Under Section 1557, affected providers and insurers may not deny care or coverage based on gender, gender identification, or pregnancy.  In addition, covered programs and activities must treat individuals consistent with their gender identification.  While the rule does not include a religious exemption, it does not displace existing protections for religious freedom and conscience.
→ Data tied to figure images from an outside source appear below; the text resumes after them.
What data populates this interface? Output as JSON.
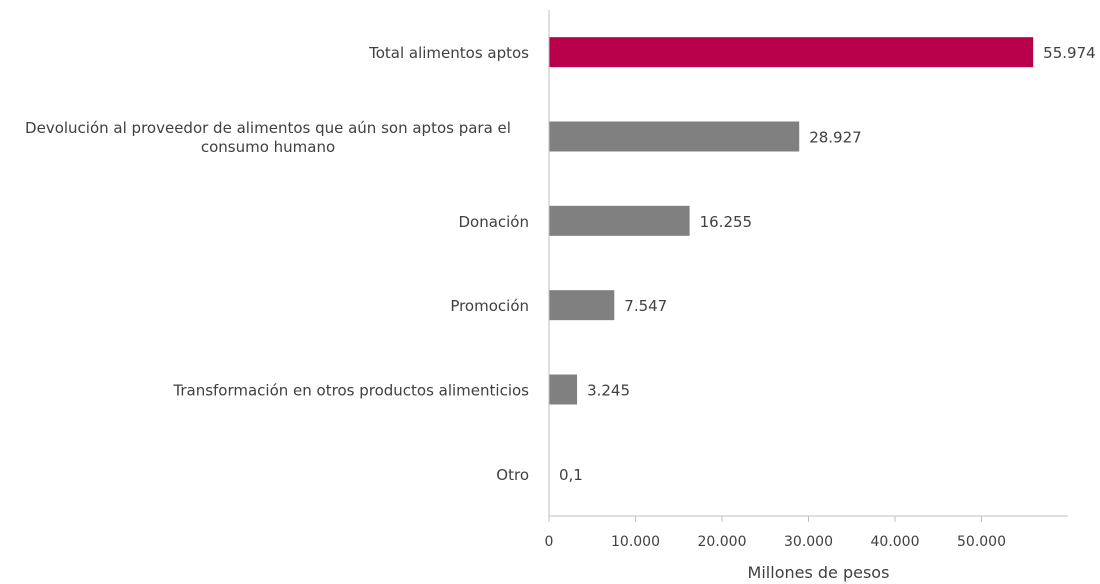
{
  "chart_data": {
    "type": "bar",
    "orientation": "horizontal",
    "categories": [
      "Total alimentos aptos",
      "Devolución al proveedor de alimentos que aún son aptos para el consumo humano",
      "Donación",
      "Promoción",
      "Transformación en otros productos alimenticios",
      "Otro"
    ],
    "category_label_lines": [
      [
        "Total alimentos aptos"
      ],
      [
        "Devolución al proveedor de alimentos que aún son aptos para el",
        "consumo humano"
      ],
      [
        "Donación"
      ],
      [
        "Promoción"
      ],
      [
        "Transformación en otros productos alimenticios"
      ],
      [
        "Otro"
      ]
    ],
    "values": [
      55974,
      28927,
      16255,
      7547,
      3245,
      0.1
    ],
    "value_labels": [
      "55.974",
      "28.927",
      "16.255",
      "7.547",
      "3.245",
      "0,1"
    ],
    "bar_colors": [
      "#b9004b",
      "#808080",
      "#808080",
      "#808080",
      "#808080",
      "#808080"
    ],
    "xlabel": "Millones de pesos",
    "ylabel": "",
    "xlim": [
      0,
      60000
    ],
    "x_ticks": [
      0,
      10000,
      20000,
      30000,
      40000,
      50000
    ],
    "x_tick_labels": [
      "0",
      "10.000",
      "20.000",
      "30.000",
      "40.000",
      "50.000"
    ],
    "grid": false,
    "legend": "none"
  }
}
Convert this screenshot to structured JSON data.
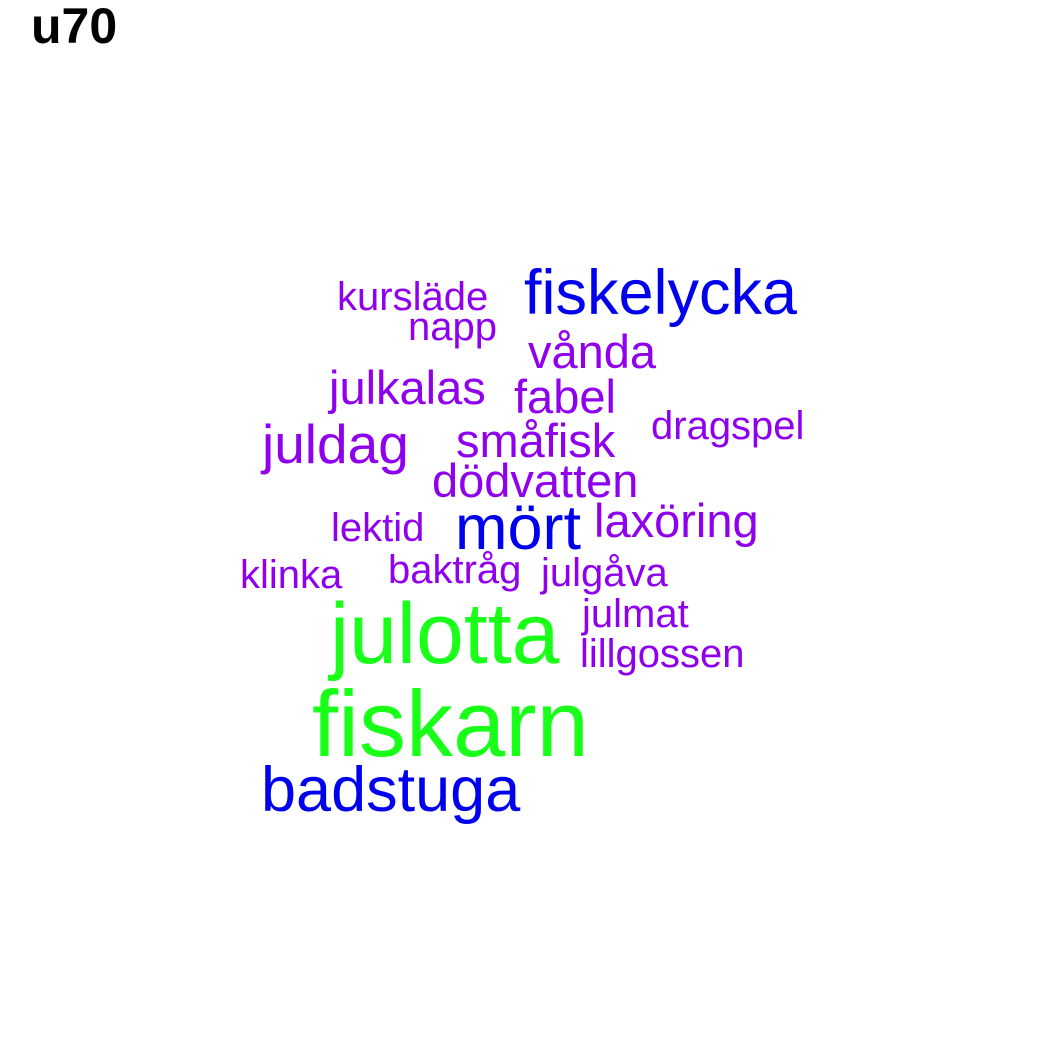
{
  "title": "u70",
  "colors": {
    "green": "#1aff1a",
    "blue": "#0000ee",
    "purple": "#8f00ee"
  },
  "words": [
    {
      "text": "kursläde",
      "color": "purple"
    },
    {
      "text": "fiskelycka",
      "color": "blue"
    },
    {
      "text": "napp",
      "color": "purple"
    },
    {
      "text": "vånda",
      "color": "purple"
    },
    {
      "text": "julkalas",
      "color": "purple"
    },
    {
      "text": "fabel",
      "color": "purple"
    },
    {
      "text": "dragspel",
      "color": "purple"
    },
    {
      "text": "juldag",
      "color": "purple"
    },
    {
      "text": "småfisk",
      "color": "purple"
    },
    {
      "text": "dödvatten",
      "color": "purple"
    },
    {
      "text": "lektid",
      "color": "purple"
    },
    {
      "text": "mört",
      "color": "blue"
    },
    {
      "text": "laxöring",
      "color": "purple"
    },
    {
      "text": "klinka",
      "color": "purple"
    },
    {
      "text": "baktråg",
      "color": "purple"
    },
    {
      "text": "julgåva",
      "color": "purple"
    },
    {
      "text": "julotta",
      "color": "green"
    },
    {
      "text": "julmat",
      "color": "purple"
    },
    {
      "text": "lillgossen",
      "color": "purple"
    },
    {
      "text": "fiskarn",
      "color": "green"
    },
    {
      "text": "badstuga",
      "color": "blue"
    }
  ]
}
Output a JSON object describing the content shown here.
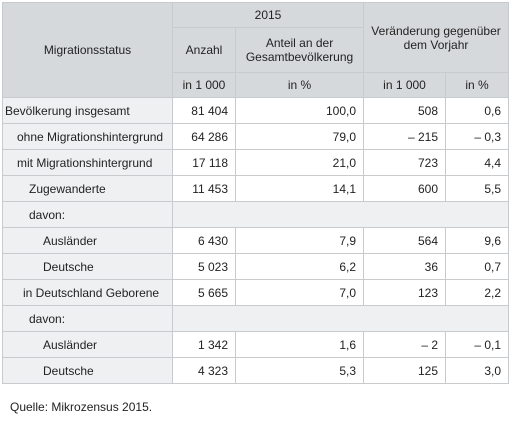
{
  "table": {
    "header": {
      "status": "Migrationsstatus",
      "year": "2015",
      "change": "Veränderung gegenüber dem Vorjahr",
      "columns": [
        "Anzahl",
        "Anteil an der Gesamtbevölkerung"
      ],
      "units": [
        "in 1 000",
        "in %",
        "in 1 000",
        "in %"
      ]
    },
    "rows": [
      {
        "label": "Bevölkerung insgesamt",
        "values": [
          "81 404",
          "100,0",
          "508",
          "0,6"
        ]
      },
      {
        "label": "ohne Migrationshintergrund",
        "values": [
          "64 286",
          "79,0",
          "– 215",
          "– 0,3"
        ]
      },
      {
        "label": "mit Migrationshintergrund",
        "values": [
          "17 118",
          "21,0",
          "723",
          "4,4"
        ]
      },
      {
        "label": "Zugewanderte",
        "values": [
          "11 453",
          "14,1",
          "600",
          "5,5"
        ]
      },
      {
        "label": "davon:",
        "values": []
      },
      {
        "label": "Ausländer",
        "values": [
          "6 430",
          "7,9",
          "564",
          "9,6"
        ]
      },
      {
        "label": "Deutsche",
        "values": [
          "5 023",
          "6,2",
          "36",
          "0,7"
        ]
      },
      {
        "label": "in Deutschland Geborene",
        "values": [
          "5 665",
          "7,0",
          "123",
          "2,2"
        ]
      },
      {
        "label": "davon:",
        "values": []
      },
      {
        "label": "Ausländer",
        "values": [
          "1 342",
          "1,6",
          "– 2",
          "– 0,1"
        ]
      },
      {
        "label": "Deutsche",
        "values": [
          "4 323",
          "5,3",
          "125",
          "3,0"
        ]
      }
    ]
  },
  "source": "Quelle: Mikrozensus 2015."
}
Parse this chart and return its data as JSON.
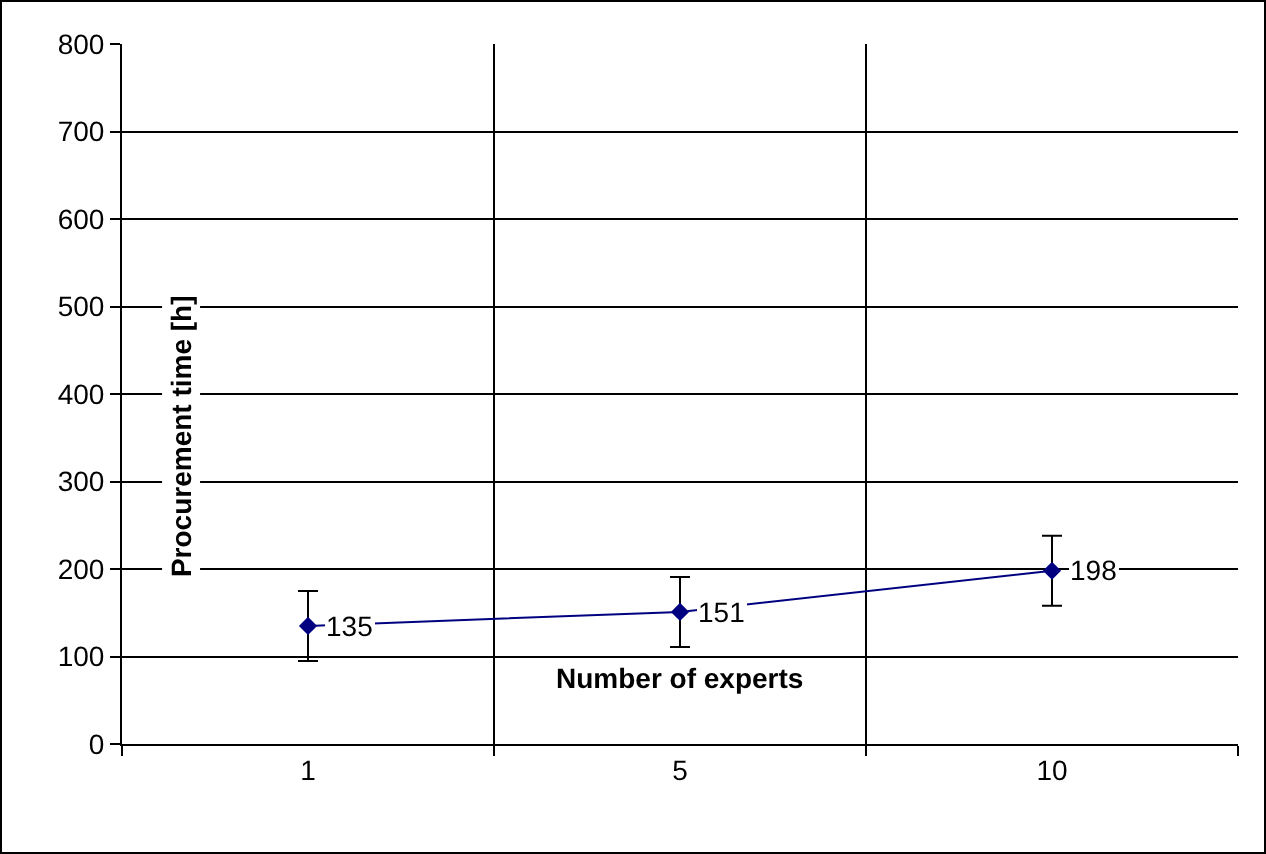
{
  "chart_data": {
    "type": "line",
    "xlabel": "Number of experts",
    "ylabel": "Procurement time [h]",
    "categories": [
      "1",
      "5",
      "10"
    ],
    "series": [
      {
        "color": "#000080",
        "values": [
          135,
          151,
          198
        ],
        "errors": [
          40,
          40,
          40
        ]
      }
    ],
    "ylim": [
      0,
      800
    ],
    "yticks": [
      0,
      100,
      200,
      300,
      400,
      500,
      600,
      700,
      800
    ],
    "grid": true,
    "marker": "diamond",
    "data_labels": true
  }
}
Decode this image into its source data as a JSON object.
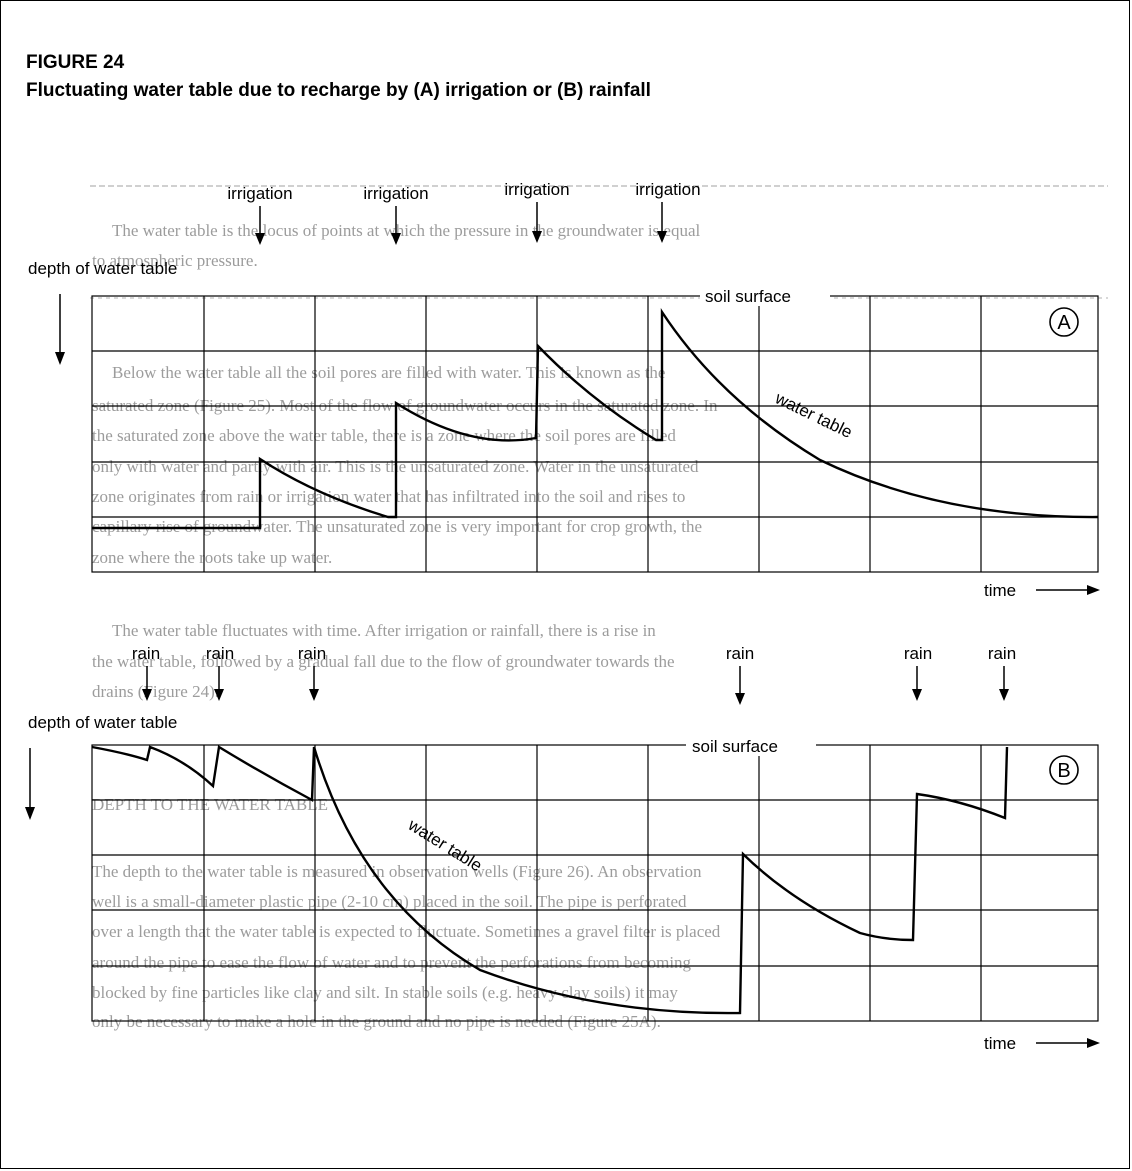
{
  "figure": {
    "number": "FIGURE 24",
    "caption": "Fluctuating water table due to recharge by (A) irrigation or (B) rainfall"
  },
  "panel_a": {
    "badge": "A",
    "y_axis_label": "depth of water table",
    "top_label": "soil surface",
    "curve_label": "water table",
    "x_axis_label": "time",
    "events": [
      "irrigation",
      "irrigation",
      "irrigation",
      "irrigation"
    ]
  },
  "panel_b": {
    "badge": "B",
    "y_axis_label": "depth of water table",
    "top_label": "soil surface",
    "curve_label": "water table",
    "x_axis_label": "time",
    "events": [
      "rain",
      "rain",
      "rain",
      "rain",
      "rain",
      "rain"
    ]
  },
  "background_text": [
    "The water table is the locus of points at which the pressure in the groundwater is equal",
    "to atmospheric pressure.",
    "Below the water table all the soil pores are filled with water. This is known as the",
    "saturated zone (Figure 25). Most of the flow of groundwater occurs in the saturated zone. In",
    "the saturated zone above the water table, there is a zone where the soil pores are filled",
    "only with water and partly with air. This is the unsaturated zone. Water in the unsaturated",
    "zone originates from rain or irrigation water that has infiltrated into the soil and rises to",
    "capillary rise of groundwater. The unsaturated zone is very important for crop growth, the",
    "zone where the roots take up water.",
    "The water table fluctuates with time. After irrigation or rainfall, there is a rise in",
    "the water table, followed by a gradual fall due to the flow of groundwater towards the",
    "drains (Figure 24).",
    "DEPTH TO THE WATER TABLE",
    "The depth to the water table is measured in observation wells (Figure 26). An observation",
    "well is a small-diameter plastic pipe (2-10 cm) placed in the soil. The pipe is perforated",
    "over a length that the water table is expected to fluctuate. Sometimes a gravel filter is placed",
    "around the pipe to ease the flow of water and to prevent the perforations from becoming",
    "blocked by fine particles like clay and silt. In stable soils (e.g. heavy clay soils) it may",
    "only be necessary to make a hole in the ground and no pipe is needed (Figure 25A)."
  ]
}
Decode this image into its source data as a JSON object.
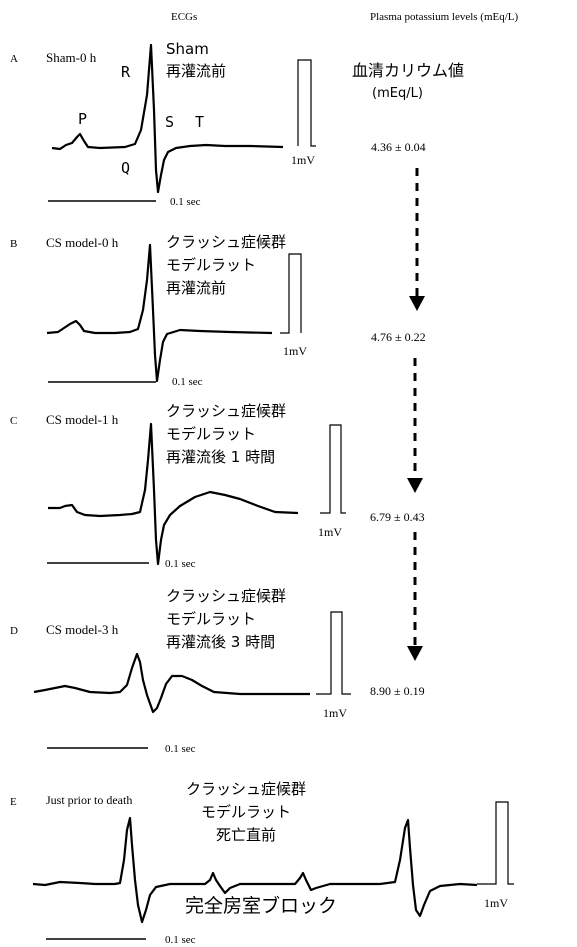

Covered entities are also required to take reasonable steps to provide meaningful access to non-English speakers likely to be encountered in their territory.  This may require looking into local demographics and program statistics.  Covered entities are encouraged to develop and implement a comprehensive language access plan consistent with the rest of the Act.

Procedural Requirements

Grievance Procedure: All covered entities with 15+ employees must have a grievance procedure and compliance coordinator.  For some, this may prove to be an expensive addition to operating costs.  Grievance procedures typically impose timing requirements not only for the complainant, but for the group’s response as well.  Compliance coordinators need to know the company’s policies, standards, and rules inside and out.  They must also receive training in the new grievance procedure and know the requirements for the coordinator and for the complainant.

Language Notices: In addition to implementing a grievance procedure, covered entities are also required to provide notices and taglines advising patients and consumers of the availability of free language assistance services.  The taglines must be provided in the top 15 non-English languages spoken in the State.

Health care and coverage providers need to immediately move into compliance with the requirements of Section 1557.  The rule allows violations to be directly challenged in federal court.  To avoid unnecessary litigation fees and costs, become familiar with the new requirements and avoid any delay in making the necessary additions.